Moskowitz Ari, Patel Parth V, Grossestreuer Anne V, Chase Maureen, Shapiro Nathan I, Berg Katherine, Cocchi Michael N, Holmberg Mathias J, Donnino Michael W
1Division of Pulmonary, Critical Care, and Sleep Medicine, Department of Medicine, Beth Israel Deaconess Medical Center, Boston, MA. 2Department of Emergency Medicine, Beth Israel Deaconess Medical Center, Boston, MA. 3Division of Critical Care, Department of Anesthesia Critical Care, Beth Israel Deaconess Medical Center, Boston, MA. 4Research Center for Emergency Medicine, Department of Clinical Medicine, Aarhus University Hospital, Aarhus, Denmark.
Crit Care Med. 2017 Nov;45(11):1813-1819. doi: 10.1097/CCM.0000000000002622.

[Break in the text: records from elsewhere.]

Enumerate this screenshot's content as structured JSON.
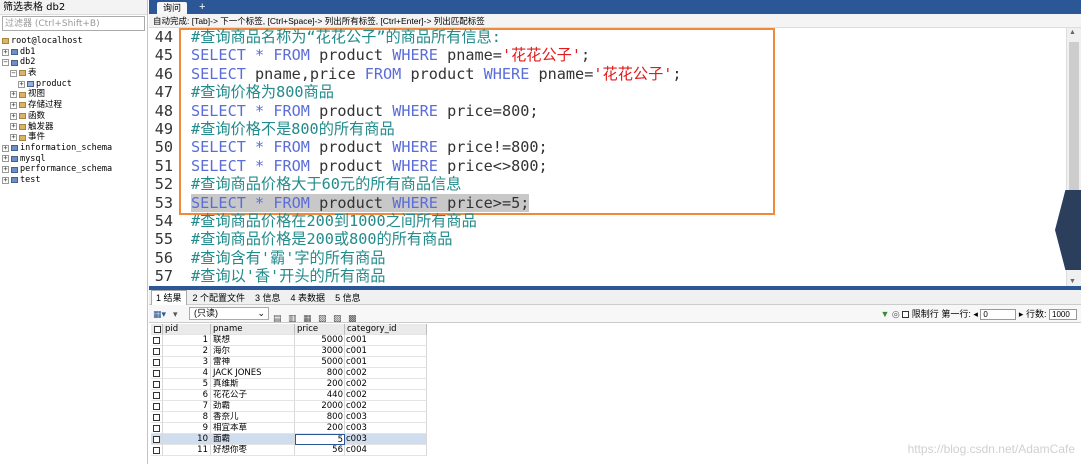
{
  "sidebar": {
    "title": "筛选表格 db2",
    "filter_placeholder": "过滤器 (Ctrl+Shift+B)",
    "tree": [
      {
        "label": "root@localhost",
        "indent": 0,
        "pm": "",
        "icon": "server"
      },
      {
        "label": "db1",
        "indent": 0,
        "pm": "+",
        "icon": "db"
      },
      {
        "label": "db2",
        "indent": 0,
        "pm": "-",
        "icon": "db"
      },
      {
        "label": "表",
        "indent": 1,
        "pm": "-",
        "icon": "folder"
      },
      {
        "label": "product",
        "indent": 2,
        "pm": "+",
        "icon": "tb"
      },
      {
        "label": "视图",
        "indent": 1,
        "pm": "+",
        "icon": "folder"
      },
      {
        "label": "存储过程",
        "indent": 1,
        "pm": "+",
        "icon": "folder"
      },
      {
        "label": "函数",
        "indent": 1,
        "pm": "+",
        "icon": "folder"
      },
      {
        "label": "触发器",
        "indent": 1,
        "pm": "+",
        "icon": "folder"
      },
      {
        "label": "事件",
        "indent": 1,
        "pm": "+",
        "icon": "folder"
      },
      {
        "label": "information_schema",
        "indent": 0,
        "pm": "+",
        "icon": "db"
      },
      {
        "label": "mysql",
        "indent": 0,
        "pm": "+",
        "icon": "db"
      },
      {
        "label": "performance_schema",
        "indent": 0,
        "pm": "+",
        "icon": "db"
      },
      {
        "label": "test",
        "indent": 0,
        "pm": "+",
        "icon": "db"
      }
    ]
  },
  "editor": {
    "tab_label": "询问",
    "tab_add": "+",
    "hint": "自动完成: [Tab]-> 下一个标签, [Ctrl+Space]-> 列出所有标签, [Ctrl+Enter]-> 列出匹配标签",
    "lines": [
      {
        "n": "44",
        "parts": [
          [
            "cm",
            "#查询商品名称为“花花公子”的商品所有信息:"
          ]
        ]
      },
      {
        "n": "45",
        "parts": [
          [
            "kw",
            "SELECT"
          ],
          [
            "ident",
            " "
          ],
          [
            "kw",
            "*"
          ],
          [
            "ident",
            " "
          ],
          [
            "kw",
            "FROM"
          ],
          [
            "ident",
            " product "
          ],
          [
            "kw",
            "WHERE"
          ],
          [
            "ident",
            " pname="
          ],
          [
            "str",
            "'花花公子'"
          ],
          [
            "ident",
            ";"
          ]
        ]
      },
      {
        "n": "46",
        "parts": [
          [
            "kw",
            "SELECT"
          ],
          [
            "ident",
            " pname,price "
          ],
          [
            "kw",
            "FROM"
          ],
          [
            "ident",
            " product "
          ],
          [
            "kw",
            "WHERE"
          ],
          [
            "ident",
            " pname="
          ],
          [
            "str",
            "'花花公子'"
          ],
          [
            "ident",
            ";"
          ]
        ]
      },
      {
        "n": "47",
        "parts": [
          [
            "cm",
            "#查询价格为800商品"
          ]
        ]
      },
      {
        "n": "48",
        "parts": [
          [
            "kw",
            "SELECT"
          ],
          [
            "ident",
            " "
          ],
          [
            "kw",
            "*"
          ],
          [
            "ident",
            " "
          ],
          [
            "kw",
            "FROM"
          ],
          [
            "ident",
            " product "
          ],
          [
            "kw",
            "WHERE"
          ],
          [
            "ident",
            " price=800;"
          ]
        ]
      },
      {
        "n": "49",
        "parts": [
          [
            "cm",
            "#查询价格不是800的所有商品"
          ]
        ]
      },
      {
        "n": "50",
        "parts": [
          [
            "kw",
            "SELECT"
          ],
          [
            "ident",
            " "
          ],
          [
            "kw",
            "*"
          ],
          [
            "ident",
            " "
          ],
          [
            "kw",
            "FROM"
          ],
          [
            "ident",
            " product "
          ],
          [
            "kw",
            "WHERE"
          ],
          [
            "ident",
            " price!=800;"
          ]
        ]
      },
      {
        "n": "51",
        "parts": [
          [
            "kw",
            "SELECT"
          ],
          [
            "ident",
            " "
          ],
          [
            "kw",
            "*"
          ],
          [
            "ident",
            " "
          ],
          [
            "kw",
            "FROM"
          ],
          [
            "ident",
            " product "
          ],
          [
            "kw",
            "WHERE"
          ],
          [
            "ident",
            " price<>800;"
          ]
        ]
      },
      {
        "n": "52",
        "parts": [
          [
            "cm",
            "#查询商品价格大于60元的所有商品信息"
          ]
        ]
      },
      {
        "n": "53",
        "sel": true,
        "parts": [
          [
            "kw",
            "SELECT"
          ],
          [
            "ident",
            " "
          ],
          [
            "kw",
            "*"
          ],
          [
            "ident",
            " "
          ],
          [
            "kw",
            "FROM"
          ],
          [
            "ident",
            " product "
          ],
          [
            "kw",
            "WHERE"
          ],
          [
            "ident",
            " price>=5;"
          ]
        ]
      },
      {
        "n": "54",
        "parts": [
          [
            "cm",
            "#查询商品价格在200到1000之间所有商品"
          ]
        ]
      },
      {
        "n": "55",
        "parts": [
          [
            "cm",
            "#查询商品价格是200或800的所有商品"
          ]
        ]
      },
      {
        "n": "56",
        "parts": [
          [
            "cm",
            "#查询含有'霸'字的所有商品"
          ]
        ]
      },
      {
        "n": "57",
        "parts": [
          [
            "cm",
            "#查询以'香'开头的所有商品"
          ]
        ]
      }
    ]
  },
  "results": {
    "tabs": [
      {
        "label": "1 结果",
        "active": true
      },
      {
        "label": "2 个配置文件",
        "active": false
      },
      {
        "label": "3 信息",
        "active": false
      },
      {
        "label": "4 表数据",
        "active": false
      },
      {
        "label": "5 信息",
        "active": false
      }
    ],
    "readonly_label": "(只读)",
    "limit_label": "限制行",
    "first_row_label": "第一行:",
    "first_row_value": "0",
    "rows_label": "行数:",
    "rows_value": "1000",
    "columns": [
      "pid",
      "pname",
      "price",
      "category_id"
    ],
    "rows": [
      [
        "1",
        "联想",
        "5000",
        "c001"
      ],
      [
        "2",
        "海尔",
        "3000",
        "c001"
      ],
      [
        "3",
        "雷神",
        "5000",
        "c001"
      ],
      [
        "4",
        "JACK JONES",
        "800",
        "c002"
      ],
      [
        "5",
        "真维斯",
        "200",
        "c002"
      ],
      [
        "6",
        "花花公子",
        "440",
        "c002"
      ],
      [
        "7",
        "劲霸",
        "2000",
        "c002"
      ],
      [
        "8",
        "香奈儿",
        "800",
        "c003"
      ],
      [
        "9",
        "相宜本草",
        "200",
        "c003"
      ],
      [
        "10",
        "面霸",
        "5",
        "c003"
      ],
      [
        "11",
        "好想你枣",
        "56",
        "c004"
      ]
    ],
    "highlight_row": 9
  },
  "watermark": "https://blog.csdn.net/AdamCafe",
  "colors": {
    "accent": "#2b5797",
    "highlight_box": "#f08a3a",
    "keyword": "#5b6dd8",
    "comment": "#228b8b",
    "string": "#e01b1b"
  }
}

The Sepsis III clinical criteria for the diagnosis of sepsis rely on scores derived to predict inhospital mortality. In this study, we introduce the novel outcome of "received critical care intervention" and investigate the related predictive performance of both the quick Sequential Organ Failure Assessment and the Systemic Inflammatory Response Syndrome criteria.
This was a single-center, retrospective analysis of electronic health records.
Tertiary care hospital in the United States.
Patients with suspected infection who presented to the emergency department and were admitted to the hospital between January 2010 and December 2014.
Systemic Inflammatory Response Syndrome and quick Sequential Organ Failure Assessment scores were calculated, and their relationships to the receipt of critical care intervention and inhospital mortality were determined.
A total of 24,164 patients were included of whom 6,693 (27.7%) were admitted to an ICU within 48 hours; 4,453 (66.5%) patients admitted to the ICU received a critical care intervention. Among those with quick Sequential Organ Failure Assessment less than 2, 13.4% received a critical care intervention and 3.5% died compared with 48.2% and 13.4%, respectively, for quick Sequential Organ Failure Assessment greater than or equal to 2. The area under the receiver operating characteristic was similar whether quick Sequential Organ Failure Assessment was used to predict receipt of critical care intervention or inhospital mortality (0.74 [95% CI, 0.73-0.74] vs 0.71 [0.69-0.72]). The area under the receiver operating characteristic of Systemic Inflammatory Response Syndrome for critical care intervention (0.69) and mortality (0.66) was lower than that for quick Sequential Organ Failure Assessment (p < 0.001 for both outcomes). The sensitivity of quick Sequential Organ Failure Assessment for predicting critical care intervention was 38%.
Emergency department patients with suspected infection and low quick Sequential Organ Failure Assessment scores frequently receive critical care interventions. The misclassification of these patients as "low risk," in combination with the low sensitivity of quick Sequential Organ Failure Assessment greater than or equal to 2, may diminish the clinical utility of the quick Sequential Organ Failure Assessment score for patients with suspected infection in the emergency department.
脓毒症3.0的脓毒症临床诊断标准依赖于用于预测住院死亡率的评分。在本研究中,我们引入了“接受重症监护干预”这一新的结果,并研究快速序贯器官衰竭评估(qSOFA)和全身炎症反应综合征(SIRS)标准的相关预测性能。
这是一项对电子健康记录的单中心回顾性分析。
美国的三级医疗中心。
2010年1月至2014年12月期间因疑似感染就诊于急诊科并入院的患者。
计算全身炎症反应综合征和快速序贯器官衰竭评估评分,并确定它们与接受重症监护干预和住院死亡率的关系。
共纳入24164例患者,其中6693例(27.7%)在48小时内入住重症监护病房(ICU);入住ICU的患者中有4453例(66.5%)接受了重症监护干预。在qSOFA评分小于2分的患者中,13.4%接受了重症监护干预,3.5%死亡;相比之下,qSOFA评分大于或等于2分的患者中,这两个比例分别为48.2%和13.4%。无论使用qSOFA来预测接受重症监护干预还是住院死亡率,受试者工作特征曲线下面积相似(分别为0.74[95%CI,0.73 - 0.74]和0.71[0.69 - 0.72])。SIRS用于预测重症监护干预(0.69)和死亡率(0.66)的受试者工作特征曲线下面积低于qSOFA(两种结果的p均<0.001)。qSOFA预测重症监护干预的敏感性为38%。
急诊科疑似感染且qSOFA评分低的患者经常接受重症监护干预。将这些患者错误分类为“低风险”,再加上qSOFA评分大于或等于2分时敏感性较低,可能会降低qSOFA评分在急诊科疑似感染患者中的临床实用性。